Thursday, October 16, 2014

THAT Guy

"'Cause you're a guy, 'cause you're a guy, full of farts.  That's a dis-compliment." -Will, singing to the tune of Coldplay's A Sky Full of Stars and directing said-lyrics at his older brother

"THAT guy!"  -Zach, when he looks in the mirror and points at himself

"Excuse me, WHY are we reading this?"  -James, interrupting me as I read a particularly graphic scene from Julie of the Wolves, wherein the adult wolves regurgitate their meat for the newly-weaned juveniles

"I told you a million times: a zombie cheerleader."  -Elise, when asked about her Halloween costume plans

--

I've already got my most authentic Halloween zombie accessory: a real-live "ouch" from parathyroidectomy #2.








Friday, June 20, 2014

Riding in Cars with Kids

Mid-1990's flashback of the week:

James:  Mom, what's a "wonderwall"?
Me:  (Turning down the Oasis song on the radio)  I don't know, buddy.  What do you think it is?
James:  A koala.
Me:  I think that's a "wallaby" you're thinking of.
James:  Nope.  Two different things.

Friday, May 30, 2014

Will's Words of Wisdom

Words of Wisdom (A Fill-in-the-blank assignment)
by William B., age 8


A penny saved is:  "a penny lost"

Absence makes:  "work to do"

An apple a day keeps:  "growing"

Beauty is:  "amazing"

Children should:  "always be friends"  [Awww...]

Money is:  "not all that matters"  [Good job, Will!]

People who live in glass houses shouldn't:  "be teased"

There's no place like:  "home"

Two heads are:  "better than one"

You can't teach an old dog:  "tricks"




Thursday, May 29, 2014

Yet Another List of Kid Quotes

"I'm so over first grade."  -Elise

"You don't want to continue swearing because it makes you sound like an idiot."  -James, gently reminding me why I need to stay on the "no-swearing" wagon

"[Funny Neighbor Kid], You are being such an 'A-S-S Hole'!"  -James, at the park playdate this week, when said-neighbor-kid threw a water balloon at Will

"We already know that, Mom.  Please stop telling us."  -Will, whenever I tell him that it's okay to lose when you play sports


Zach cruises for the first time.  He may have skipped the whole crawling thing.


Saturday, May 24, 2014

Chewing Gum

(Actual Conversation.

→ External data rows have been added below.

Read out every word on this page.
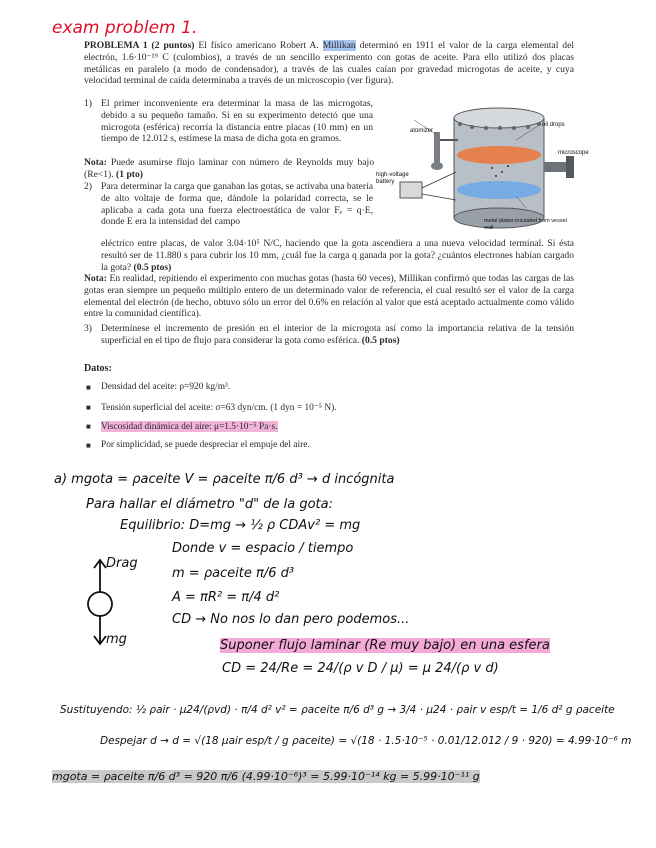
exam problem 1.
PROBLEMA 1 (2 puntos) El físico americano Robert A. Millikan determinó en 1911 el valor de la carga elemental del electrón, 1.6·10⁻¹⁹ C (culombios), a través de un sencillo experimento con gotas de aceite. Para ello utilizó dos placas metálicas en paralelo (a modo de condensador), a través de las cuales caían por gravedad microgotas de aceite, y cuya velocidad terminal de caída determinaba a través de un microscopio (ver figura).
1) El primer inconveniente era determinar la masa de las microgotas, debido a su pequeño tamaño. Si en su experimento detectó que una microgota (esférica) recorría la distancia entre placas (10 mm) en un tiempo de 12.012 s, estímese la masa de dicha gota en gramos.
Nota: Puede asumirse flujo laminar con número de Reynolds muy bajo (Re<1). (1 pto)
2) Para determinar la carga que ganaban las gotas, se activaba una batería de alto voltaje de forma que, dándole la polaridad correcta, se le aplicaba a cada gota una fuerza electroestática de valor Fₑ = q·E, donde E era la intensidad del campo
eléctrico entre placas, de valor 3.04·10⁵ N/C, haciendo que la gota ascendiera a una nueva velocidad terminal. Si ésta resultó ser de 11.880 s para cubrir los 10 mm, ¿cuál fue la carga q ganada por la gota? ¿cuántos electrones habían cargado la gota? (0.5 ptos)
Nota: En realidad, repitiendo el experimento con muchas gotas (hasta 60 veces), Millikan confirmó que todas las cargas de las gotas eran siempre un pequeño múltiplo entero de un determinado valor de referencia, el cual resultó ser el valor de la carga elemental del electrón (de hecho, obtuvo sólo un error del 0.6% en relación al valor que está aceptado actualmente como válido entre la comunidad científica).
3) Determínese el incremento de presión en el interior de la microgota así como la importancia relativa de la tensión superficial en el tipo de flujo para considerar la gota como esférica. (0.5 ptos)
atomizer
oil drops
microscope
high-voltage battery
metal plates insulated from vessel wall
Datos:
■ Densidad del aceite: ρ=920 kg/m³.
■ Tensión superficial del aceite: σ=63 dyn/cm. (1 dyn = 10⁻⁵ N).
■ Viscosidad dinámica del aire: μ=1.5·10⁻⁵ Pa·s.
■ Por simplicidad, se puede despreciar el empuje del aire.
a) mgota = ρaceite V = ρaceite π/6 d³ → d incógnita
Para hallar el diámetro "d" de la gota:
Equilibrio: D=mg → ½ ρ CDAv² = mg
Donde v = espacio / tiempo
m = ρaceite π/6 d³
A = πR² = π/4 d²
CD → No nos lo dan pero podemos...
Suponer flujo laminar (Re muy bajo) en una esfera
CD = 24/Re = 24/(ρ v D / μ) = μ 24/(ρ v d)
Sustituyendo: ½ ρair · μ24/(ρvd) · π/4 d² v² = ρaceite π/6 d³ g → 3/4 · μ24 · ρair v esp/t = 1/6 d² g ρaceite
Despejar d → d = √(18 μair esp/t / g ρaceite) = √(18 · 1.5·10⁻⁵ · 0.01/12.012 / 9 · 920) = 4.99·10⁻⁶ m
mgota = ρaceite π/6 d³ = 920 π/6 (4.99·10⁻⁶)³ = 5.99·10⁻¹⁴ kg = 5.99·10⁻¹¹ g
Drag
mg
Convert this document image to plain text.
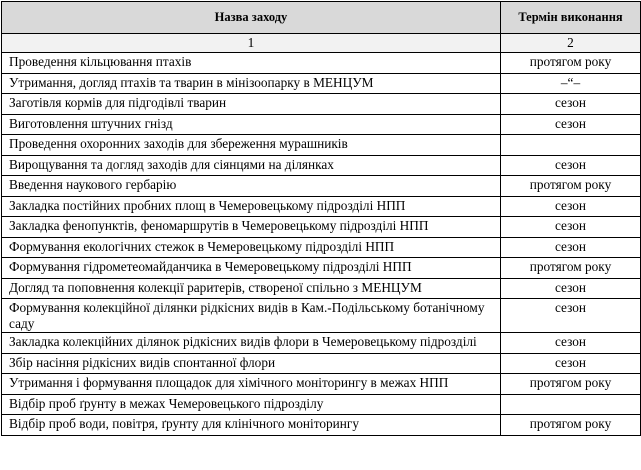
Назва заходу	Термін виконання
1	2
Проведення кільцювання птахів	протягом року
Утримання, догляд птахів та тварин в мінізоопарку в МЕНЦУМ	–“–
Заготівля кормів для підгодівлі тварин	сезон
Виготовлення штучних гнізд	сезон
Проведення охоронних заходів для збереження мурашників	
Вирощування та догляд заходів для сіянцями на ділянках	сезон
Введення наукового гербарію	протягом року
Закладка постійних пробних площ в Чемеровецькому підрозділі НПП	сезон
Закладка фенопунктів, феномаршрутів в Чемеровецькому підрозділі НПП	сезон
Формування екологічних стежок в Чемеровецькому підрозділі НПП	сезон
Формування гідрометеомайданчика в Чемеровецькому підрозділі НПП	протягом року
Догляд та поповнення колекції раритерів, створеної спільно з МЕНЦУМ	сезон
Формування колекційної ділянки рідкісних видів в Кам.-Подільському ботанічному саду	сезон
Закладка колекційних ділянок рідкісних видів флори в Чемеровецькому підрозділі	сезон
Збір насіння рідкісних видів спонтанної флори	сезон
Утримання і формування площадок для хімічного моніторингу в межах НПП	протягом року
Відбір проб ґрунту в межах Чемеровецького підрозділу	
Відбір проб води, повітря, ґрунту для клінічного моніторингу	протягом року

Setting: living room)


Funny Neighbor Kid:  Hey Joe!

Joe:  (in the middle of changing a poopy diaper).  Hello, (Funny Neighbor Kid's name).

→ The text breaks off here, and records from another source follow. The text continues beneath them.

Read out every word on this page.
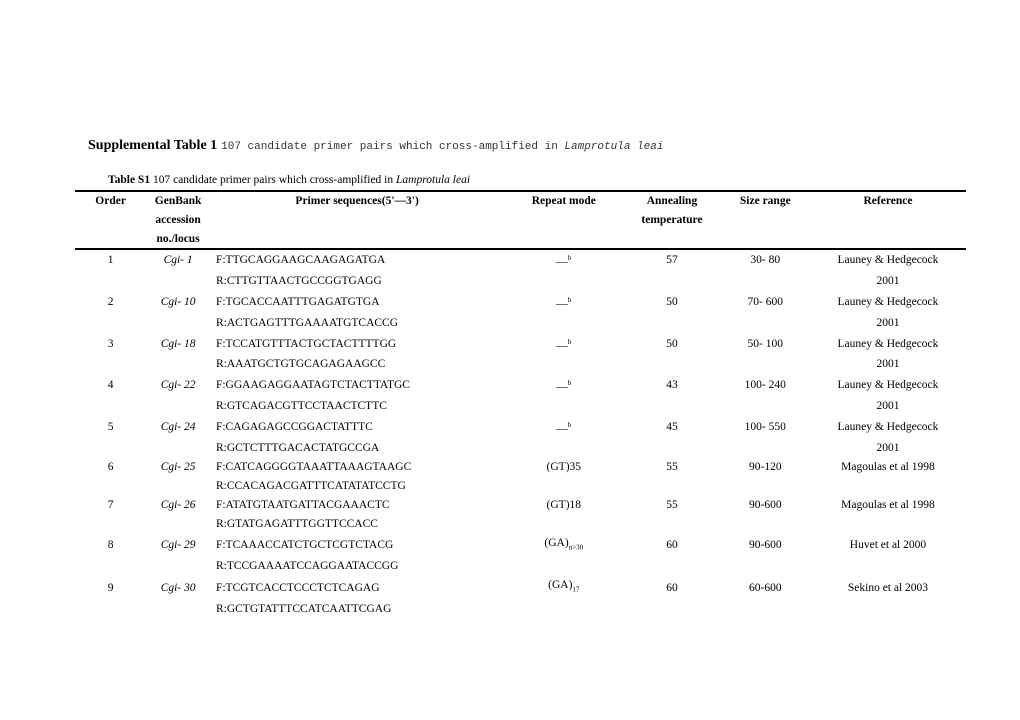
Supplemental Table 1 107 candidate primer pairs which cross-amplified in Lamprotula leai
Table S1 107 candidate primer pairs which cross-amplified in Lamprotula leai
Order	GenBank	Primer sequences(5'—3')	Repeat mode	Annealing	Size range	Reference
	accession			temperature		
	no./locus					
1	Cgi- 1	F:TTGCAGGAAGCAAGAGATGA	—$^b$	57	30- 80	Launey & Hedgecock
		R:CTTGTTAACTGCCGGTGAGG				2001
2	Cgi- 10	F:TGCACCAATTTGAGATGTGA	—$^b$	50	70- 600	Launey & Hedgecock
		R:ACTGAGTTTGAAAATGTCACCG				2001
3	Cgi- 18	F:TCCATGTTTACTGCTACTTTTGG	—$^b$	50	50- 100	Launey & Hedgecock
		R:AAATGCTGTGCAGAGAAGCC				2001
4	Cgi- 22	F:GGAAGAGGAATAGTCTACTTATGC	—$^b$	43	100- 240	Launey & Hedgecock
		R:GTCAGACGTTCCTAACTCTTC				2001
5	Cgi- 24	F:CAGAGAGCCGGACTATTTC	—$^b$	45	100- 550	Launey & Hedgecock
		R:GCTCTTTGACACTATGCCGA				2001
6	Cgi- 25	F:CATCAGGGGTAAATTAAAGTAAGC	(GT)35	55	90-120	Magoulas et al 1998
		R:CCACAGACGATTTCATATATCCTG				
7	Cgi- 26	F:ATATGTAATGATTACGAAACTC	(GT)18	55	90-600	Magoulas et al 1998
		R:GTATGAGATTTGGTTCCACC				
8	Cgi- 29	F:TCAAACCATCTGCTCGTCTACG	$(GA)_{n>30}$	60	90-600	Huvet et al 2000
		R:TCCGAAAATCCAGGAATACCGG				
9	Cgi- 30	F:TCGTCACCTCCCTCTCAGAG	$(GA)_{17}$	60	60-600	Sekino et al 2003
		R:GCTGTATTTCCATCAATTCGAG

FNK:  So....Did you cut off the tip of baby Zach's penis when he was born?

Joe:  (Holding back shocked laughter)  Well, kind of, but not exactly.  It's called 'circumcision.'

FNK:  I heard that's where chewing gum comes from.

Wednesday, April 23, 2014

Latest Kid Quotes

"Ahh!  I can feel his little piranha teeth!" -Will, putting his finger in Zach's mouth

"Well, do you want me to do it, or not?" -James, when I lectured him about the "mo' money mo' problems" aspect of inventing a teleportation machine/ becoming the world's richest man

"They were making me do little tiny floaty things with my hands, and it, like, wasn't doing anything!" -Elise, on learning to scull in her first synchro practice

"Gog!" -Zach  ["He's religious!" -Aunt Linda]

--

Kid news:  James starts water polo tomorrow.  Will's playing flag football and scored two touchdowns during each of his last two games.  Elise started synchronized swimming today.  Zach got his first two teeth, 'round the cape of a sudden.

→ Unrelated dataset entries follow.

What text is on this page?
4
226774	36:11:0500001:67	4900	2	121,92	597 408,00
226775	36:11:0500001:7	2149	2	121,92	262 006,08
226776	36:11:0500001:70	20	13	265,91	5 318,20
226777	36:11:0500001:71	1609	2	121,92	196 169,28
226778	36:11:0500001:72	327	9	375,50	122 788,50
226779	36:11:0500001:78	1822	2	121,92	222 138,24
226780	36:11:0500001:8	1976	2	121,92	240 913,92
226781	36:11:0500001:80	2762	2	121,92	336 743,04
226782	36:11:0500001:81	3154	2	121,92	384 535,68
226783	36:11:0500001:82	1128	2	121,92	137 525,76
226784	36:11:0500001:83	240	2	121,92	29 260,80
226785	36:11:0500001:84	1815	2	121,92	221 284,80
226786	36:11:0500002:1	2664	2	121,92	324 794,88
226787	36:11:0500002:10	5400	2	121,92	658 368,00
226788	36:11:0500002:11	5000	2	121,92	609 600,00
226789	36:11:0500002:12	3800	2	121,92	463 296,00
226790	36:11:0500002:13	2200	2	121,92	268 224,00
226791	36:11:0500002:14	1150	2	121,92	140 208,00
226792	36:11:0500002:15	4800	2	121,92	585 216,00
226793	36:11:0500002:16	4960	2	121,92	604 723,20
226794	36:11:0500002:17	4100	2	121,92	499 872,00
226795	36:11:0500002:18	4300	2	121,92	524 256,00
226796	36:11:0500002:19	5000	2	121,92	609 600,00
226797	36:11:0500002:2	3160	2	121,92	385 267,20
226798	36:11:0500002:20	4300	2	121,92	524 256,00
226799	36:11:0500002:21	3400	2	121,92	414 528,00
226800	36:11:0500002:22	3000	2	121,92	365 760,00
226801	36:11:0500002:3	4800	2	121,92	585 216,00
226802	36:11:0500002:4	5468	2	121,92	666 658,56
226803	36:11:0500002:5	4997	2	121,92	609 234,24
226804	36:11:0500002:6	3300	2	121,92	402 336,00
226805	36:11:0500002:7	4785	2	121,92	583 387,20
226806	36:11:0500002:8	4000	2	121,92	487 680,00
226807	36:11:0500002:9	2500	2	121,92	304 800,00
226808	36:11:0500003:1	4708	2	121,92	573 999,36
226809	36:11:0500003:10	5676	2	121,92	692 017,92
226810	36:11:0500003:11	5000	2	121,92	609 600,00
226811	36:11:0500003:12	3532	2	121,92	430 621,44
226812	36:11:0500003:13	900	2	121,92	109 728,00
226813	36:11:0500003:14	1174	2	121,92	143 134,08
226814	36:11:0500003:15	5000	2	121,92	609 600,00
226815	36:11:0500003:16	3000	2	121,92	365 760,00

The school year is quickly wrapping up; it's already almost May.  The big boys did science fair (Elise decided hers was just a practice this year) and had a weeks-long argument over who first came up with the idea they both used.  James refused to document his results on his poster, citing embarrassment that only one marigold seedling survived the 6" of rain we randomly received in one day.  Will's poster was more complete, but decidedly less legible.  Note to selves: make kids type it next year.  Second note to selves: find out whether brothers in the same grade are allowed to collaborate on a project, the way real scientists do.  Then, they can fight over which of them gets first authorship, like real scientists do.  Hah.

I can't wait to start Zach's mommy & me class this Friday.

And now, for a random photo.

Daddy & Zachy.  Zach is in a rare moment of not smiling.